Os livros-imagem e objeto costumam levantar dúvidas de pais e até de professores a respeito de como fazer sua leitura compartilhada. Você percebe isso de alguma maneira? E poderia dar dicas sobre como fazer isso para os nossos leitores, por favor?

Eu geralmente deixo a criança folhear o livro primeiro e depois volto e compartilho o que gostei. Então pergunto pra criança o que chamou a atenção dela e tento ir apontado as conexões entre as imagens.

Imagem do livro 'A floresta', de Irena Freitas, sobre a Amazônia

O verde volta à floresta e às páginas do livro

Quais técnicas de ilustração você usa em A floresta? Como foi o seu processo de trabalho e quanto tempo ele levou para ficar pronto?

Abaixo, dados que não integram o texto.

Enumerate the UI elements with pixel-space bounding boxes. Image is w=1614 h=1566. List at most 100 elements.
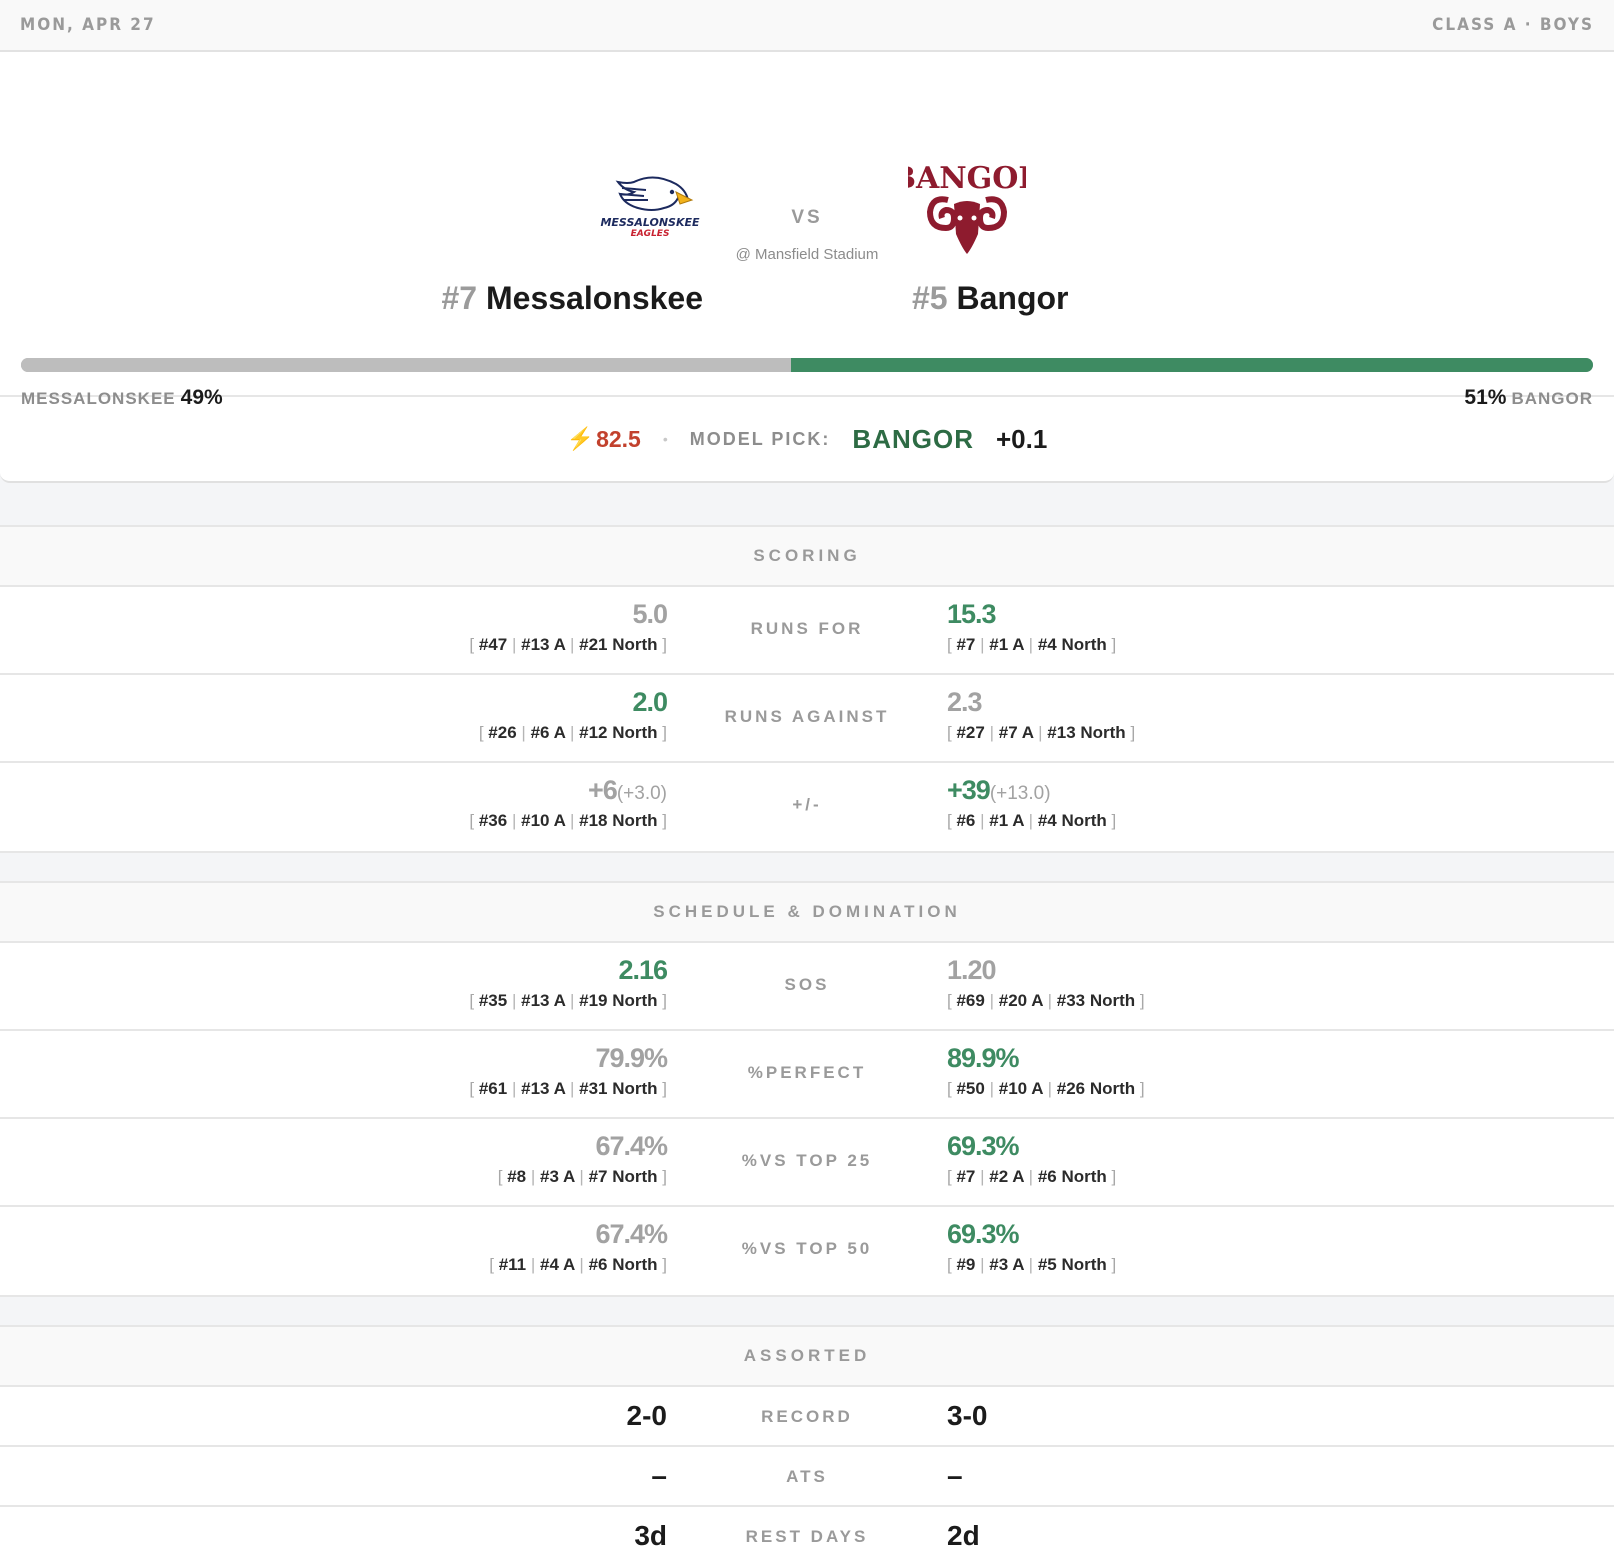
schedule-section: SCHEDULE & DOMINATION 2.16 [ #35 | #13 A… [0, 881, 1614, 1297]
separator-dot: • [662, 431, 668, 447]
home-probability-fill [791, 358, 1593, 372]
away-probability-team: MESSALONSKEE [21, 389, 176, 408]
stat-label: %VS TOP 25 [741, 1151, 873, 1170]
assorted-row[interactable]: 3d REST DAYS 2d [0, 1507, 1614, 1566]
home-probability-value: 51% [1464, 386, 1507, 409]
right-stat: 69.3% [ #9 | #3 A | #5 North ] [947, 1219, 1116, 1275]
stat-label: %VS TOP 50 [741, 1239, 873, 1258]
stat-label: %PERFECT [747, 1063, 867, 1082]
model-pick-team[interactable]: BANGOR [852, 423, 974, 454]
right-stat-ranks: [ #7 | #2 A | #6 North ] [947, 1167, 1117, 1186]
right-value: 3-0 [947, 1400, 988, 1431]
home-team-name[interactable]: #5 Bangor [912, 280, 1068, 317]
away-probability-fill [21, 358, 792, 372]
stat-label: RECORD [761, 1407, 853, 1426]
right-value: – [947, 1460, 963, 1491]
stat-row[interactable]: 67.4% [ #11 | #4 A | #6 North ] %VS TOP … [0, 1207, 1614, 1295]
assorted-section: ASSORTED 2-0 RECORD 3-0 – ATS – 3d REST … [0, 1325, 1614, 1566]
left-value: 2-0 [626, 1400, 667, 1431]
right-stat-ranks: [ #50 | #10 A | #26 North ] [947, 1079, 1145, 1098]
left-stat: 5.0 [ #47 | #13 A | #21 North ] [469, 599, 668, 655]
left-stat-value: 5.0 [632, 599, 668, 629]
right-stat-ranks: [ #6 | #1 A | #4 North ] [947, 811, 1117, 830]
right-stat: 15.3 [ #7 | #1 A | #4 North ] [947, 599, 1116, 655]
matchup-card: MESSALONSKEE EAGLES VS @ Mansfield Stadi… [0, 52, 1614, 409]
right-stat-ranks: [ #7 | #1 A | #4 North ] [947, 635, 1117, 654]
right-stat-sub: (+13.0) [989, 783, 1051, 804]
away-probability: MESSALONSKEE 49% [21, 386, 223, 410]
right-stat: 69.3% [ #7 | #2 A | #6 North ] [947, 1131, 1116, 1187]
lightning-icon: ⚡ [566, 426, 595, 451]
svg-text:BANGOR: BANGOR [908, 161, 1026, 196]
stat-label: SOS [784, 975, 830, 994]
model-pick-bar: ⚡ 82.5 • MODEL PICK: BANGOR +0.1 [0, 397, 1614, 483]
stat-label: ATS [786, 1467, 828, 1486]
right-stat-ranks: [ #9 | #3 A | #5 North ] [947, 1255, 1117, 1274]
right-stat: 1.20 [ #69 | #20 A | #33 North ] [947, 955, 1145, 1011]
stat-label: RUNS AGAINST [724, 707, 890, 726]
left-value: 3d [634, 1520, 667, 1551]
section-title: SCORING [0, 527, 1614, 587]
bangor-rams-logo[interactable]: BANGOR [908, 158, 1026, 262]
right-stat: 2.3 [ #27 | #7 A | #13 North ] [947, 687, 1135, 743]
left-stat: 67.4% [ #8 | #3 A | #7 North ] [497, 1131, 668, 1187]
messalonskee-eagles-logo[interactable]: MESSALONSKEE EAGLES [594, 170, 706, 250]
away-team-name[interactable]: #7 Messalonskee [442, 280, 704, 317]
left-stat: 2.0 [ #26 | #6 A | #12 North ] [478, 687, 668, 743]
left-stat-ranks: [ #8 | #3 A | #7 North ] [497, 1167, 667, 1186]
left-value: – [651, 1460, 667, 1491]
right-stat-value: 15.3 [947, 599, 997, 629]
right-stat-ranks: [ #69 | #20 A | #33 North ] [947, 991, 1145, 1010]
svg-text:MESSALONSKEE: MESSALONSKEE [600, 216, 700, 229]
left-stat-value: +6(+3.0) [588, 775, 667, 805]
venue: @ Mansfield Stadium [735, 246, 879, 263]
left-stat: 79.9% [ #61 | #13 A | #31 North ] [469, 1043, 668, 1099]
model-pick-label: MODEL PICK: [689, 428, 831, 449]
right-stat-value: 89.9% [947, 1043, 1020, 1073]
stat-row[interactable]: 2.16 [ #35 | #13 A | #19 North ] SOS 1.2… [0, 943, 1614, 1031]
power-rating: 82.5 [596, 425, 641, 452]
stat-row[interactable]: 2.0 [ #26 | #6 A | #12 North ] RUNS AGAI… [0, 675, 1614, 763]
left-stat: 67.4% [ #11 | #4 A | #6 North ] [489, 1219, 668, 1275]
vs-label: VS [791, 207, 823, 228]
left-stat-ranks: [ #35 | #13 A | #19 North ] [469, 991, 667, 1010]
stat-row[interactable]: 5.0 [ #47 | #13 A | #21 North ] RUNS FOR… [0, 587, 1614, 675]
game-header: MON, APR 27 CLASS A · BOYS [0, 0, 1614, 52]
home-team-label: Bangor [956, 280, 1069, 316]
away-probability-value: 49% [180, 386, 223, 409]
svg-text:EAGLES: EAGLES [631, 229, 670, 239]
assorted-row[interactable]: – ATS – [0, 1447, 1614, 1507]
stat-label: RUNS FOR [750, 619, 864, 638]
left-stat-ranks: [ #26 | #6 A | #12 North ] [478, 723, 667, 742]
stat-label: +/- [792, 795, 822, 814]
right-stat-value: 69.3% [947, 1219, 1020, 1249]
home-probability-team: BANGOR [1511, 389, 1593, 408]
right-stat-value: +39(+13.0) [947, 775, 1051, 805]
away-team-rank: #7 [441, 280, 478, 316]
section-title: ASSORTED [0, 1327, 1614, 1387]
assorted-row[interactable]: 2-0 RECORD 3-0 [0, 1387, 1614, 1447]
left-stat-value: 67.4% [595, 1131, 668, 1161]
left-stat-value: 2.16 [618, 955, 668, 985]
left-stat: +6(+3.0) [ #36 | #10 A | #18 North ] [469, 775, 667, 831]
left-stat: 2.16 [ #35 | #13 A | #19 North ] [469, 955, 668, 1011]
section-title: SCHEDULE & DOMINATION [0, 883, 1614, 943]
left-stat-value: 2.0 [632, 687, 668, 717]
home-probability: 51% BANGOR [1464, 386, 1593, 410]
stat-row[interactable]: 79.9% [ #61 | #13 A | #31 North ] %PERFE… [0, 1031, 1614, 1119]
left-stat-ranks: [ #36 | #10 A | #18 North ] [469, 811, 667, 830]
left-stat-value: 79.9% [595, 1043, 668, 1073]
scoring-section: SCORING 5.0 [ #47 | #13 A | #21 North ] … [0, 525, 1614, 853]
right-stat: 89.9% [ #50 | #10 A | #26 North ] [947, 1043, 1145, 1099]
model-pick-line: +0.1 [995, 423, 1048, 454]
right-value: 2d [947, 1520, 980, 1551]
win-probability-bar [21, 358, 1593, 372]
right-stat-ranks: [ #27 | #7 A | #13 North ] [947, 723, 1136, 742]
stat-label: REST DAYS [745, 1527, 869, 1546]
stat-row[interactable]: 67.4% [ #8 | #3 A | #7 North ] %VS TOP 2… [0, 1119, 1614, 1207]
left-stat-ranks: [ #11 | #4 A | #6 North ] [489, 1255, 667, 1274]
game-division: CLASS A · BOYS [1432, 15, 1594, 35]
home-team-rank: #5 [912, 280, 948, 316]
stat-row[interactable]: +6(+3.0) [ #36 | #10 A | #18 North ] +/-… [0, 763, 1614, 851]
left-stat-sub: (+3.0) [616, 783, 667, 804]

Esse livro foi feito com uma mistura de técnicas, alguns elementos fiz em colagem, outros em tinta nanquim e outros digitalmente. Mas juntei todos os elementos no Photoshop para compor as imagens. Geralmente, a primeira imagem do livro é a mais difícil de criar, porque ainda não sei direito a hierarquia dos elementos e das cores. Como esse livro foi feito em poucas cores, também teve esse desafio. Em geral, acho que levei de dois meses e meio a três pra fazer a arte final de todas as  ilustrações, levando em consideração que os rascunhos já tinham sido feitos e aprovados pela editora quando comecei a trabalhar nas cores.

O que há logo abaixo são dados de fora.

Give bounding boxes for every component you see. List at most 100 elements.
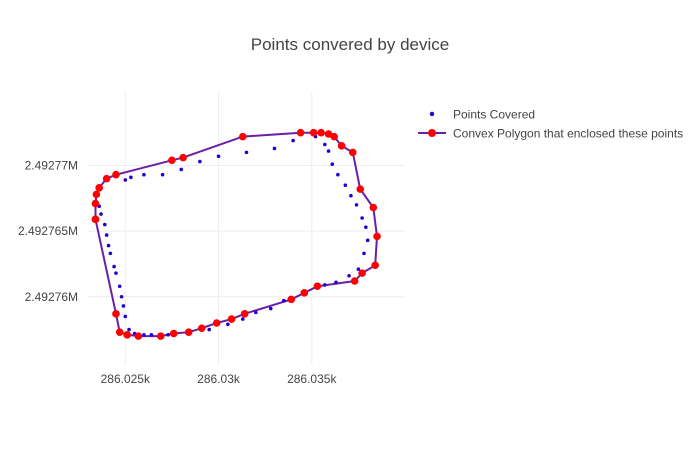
covered-point[interactable] xyxy=(281,298,286,303)
polygon-vertex[interactable] xyxy=(112,310,120,318)
polygon-vertex[interactable] xyxy=(348,148,357,157)
polygon-vertex[interactable] xyxy=(350,277,359,285)
polygon-vertex[interactable] xyxy=(330,132,338,141)
polygon-vertex[interactable] xyxy=(168,156,176,165)
polygon-line[interactable] xyxy=(94,131,379,338)
polygon-vertex[interactable] xyxy=(212,319,221,327)
polygon-vertex[interactable] xyxy=(92,190,101,199)
covered-point[interactable] xyxy=(112,264,116,269)
polygon-vertex[interactable] xyxy=(300,289,309,297)
polygon-vertex[interactable] xyxy=(373,232,381,241)
covered-point[interactable] xyxy=(226,322,230,327)
polygon-vertex[interactable] xyxy=(91,215,100,224)
polygon-vertex[interactable] xyxy=(115,328,124,336)
polygon-vertex[interactable] xyxy=(134,332,143,340)
covered-point[interactable] xyxy=(117,284,122,289)
axis-ticks: 286.025k 286.03k 286.035k 2.49276M 2.492765M… xyxy=(18,159,337,387)
covered-point[interactable] xyxy=(334,280,338,285)
legend-item-points[interactable]: Points Covered xyxy=(429,108,535,122)
covered-point[interactable] xyxy=(166,333,170,337)
covered-point[interactable] xyxy=(354,203,359,207)
covered-point[interactable] xyxy=(179,167,184,172)
covered-point[interactable] xyxy=(198,159,202,164)
polygon-vertex[interactable] xyxy=(123,331,131,339)
chart-title: Points convered by device xyxy=(251,35,449,54)
covered-point[interactable] xyxy=(254,310,258,315)
polygon-vertex[interactable] xyxy=(169,329,178,338)
covered-point[interactable] xyxy=(291,138,295,143)
polygon-vertex[interactable] xyxy=(296,128,305,137)
covered-point[interactable] xyxy=(102,222,107,227)
legend-polygon-marker xyxy=(428,129,436,137)
covered-point[interactable] xyxy=(123,314,128,319)
y-tick-label: 2.49276M xyxy=(25,290,78,304)
covered-point[interactable] xyxy=(349,193,353,198)
legend-label-polygon: Convex Polygon that enclosed these point… xyxy=(453,127,683,141)
covered-point[interactable] xyxy=(123,178,128,182)
covered-point[interactable] xyxy=(119,294,124,299)
polygon-vertex[interactable] xyxy=(102,174,111,183)
polygon-vertex[interactable] xyxy=(156,332,165,340)
grid-lines xyxy=(88,92,405,365)
x-tick-label: 286.025k xyxy=(101,372,151,386)
covered-point[interactable] xyxy=(364,225,368,229)
covered-point[interactable] xyxy=(323,142,327,147)
polygon-vertex[interactable] xyxy=(112,170,120,179)
polygon-vertex[interactable] xyxy=(358,269,366,277)
legend-points-marker xyxy=(429,111,435,117)
y-tick-label: 2.492765M xyxy=(18,224,78,238)
covered-point[interactable] xyxy=(207,327,212,332)
polygon-vertex[interactable] xyxy=(184,328,193,336)
x-tick-label: 286.035k xyxy=(287,372,337,386)
covered-point[interactable] xyxy=(108,251,113,256)
covered-point[interactable] xyxy=(216,154,221,159)
covered-point[interactable] xyxy=(129,175,133,180)
covered-point[interactable] xyxy=(244,150,249,155)
covered-point[interactable] xyxy=(343,183,348,187)
polygon-vertex[interactable] xyxy=(317,128,325,137)
covered-point[interactable] xyxy=(330,162,335,166)
covered-point[interactable] xyxy=(336,172,340,177)
plot-area[interactable] xyxy=(91,128,381,340)
covered-point[interactable] xyxy=(360,216,364,220)
polygon-vertex[interactable] xyxy=(369,203,378,212)
covered-point[interactable] xyxy=(99,212,103,216)
covered-point[interactable] xyxy=(114,271,118,275)
covered-point[interactable] xyxy=(323,283,327,287)
covered-point[interactable] xyxy=(326,149,331,153)
covered-point[interactable] xyxy=(127,327,131,332)
polygon-vertex[interactable] xyxy=(356,185,365,193)
polygon-vertex[interactable] xyxy=(95,184,103,192)
covered-point[interactable] xyxy=(362,251,366,256)
polygon-vertex[interactable] xyxy=(287,295,296,304)
polygon-vertex[interactable] xyxy=(197,324,206,333)
polygon-vertex[interactable] xyxy=(179,153,187,162)
covered-point[interactable] xyxy=(149,333,154,337)
covered-point[interactable] xyxy=(142,333,146,337)
covered-point[interactable] xyxy=(356,267,361,271)
y-tick-label: 2.49277M xyxy=(25,159,78,173)
polygon-vertex[interactable] xyxy=(337,142,346,150)
legend-label-points: Points Covered xyxy=(453,108,535,122)
covered-point[interactable] xyxy=(365,238,370,243)
covered-point[interactable] xyxy=(160,172,165,177)
covered-point[interactable] xyxy=(142,172,146,177)
covered-point[interactable] xyxy=(347,273,351,278)
polygon-vertex[interactable] xyxy=(227,315,236,323)
legend-item-polygon[interactable]: Convex Polygon that enclosed these point… xyxy=(418,127,683,141)
polygon-vertex[interactable] xyxy=(313,282,322,291)
covered-point[interactable] xyxy=(240,317,245,321)
polygon-vertex[interactable] xyxy=(309,128,318,137)
polygon-vertex[interactable] xyxy=(238,132,247,141)
polygon-vertex[interactable] xyxy=(371,261,379,270)
covered-point[interactable] xyxy=(106,243,111,248)
covered-point[interactable] xyxy=(272,146,277,151)
covered-point[interactable] xyxy=(121,304,126,308)
polygon-vertex[interactable] xyxy=(240,310,249,318)
covered-point[interactable] xyxy=(268,306,273,311)
polygon-vertex[interactable] xyxy=(91,199,100,208)
covered-point[interactable] xyxy=(104,233,109,237)
x-tick-label: 286.03k xyxy=(197,372,241,386)
legend[interactable]: Points Covered Convex Polygon that enclo… xyxy=(418,108,683,141)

Você pretende continuar criando para o público infantil (ainda que nenhum dos seus livros seja restrito às crianças)? Tem novos projetos em andamento?

Tenho, sim! A ideia é que o Manaus seja o início de uma série de livros de cidades brasileiras. Também estou trabalhando em um livro ilustrado sobre folclore e memória afetiva. Tem sido um novo desafio!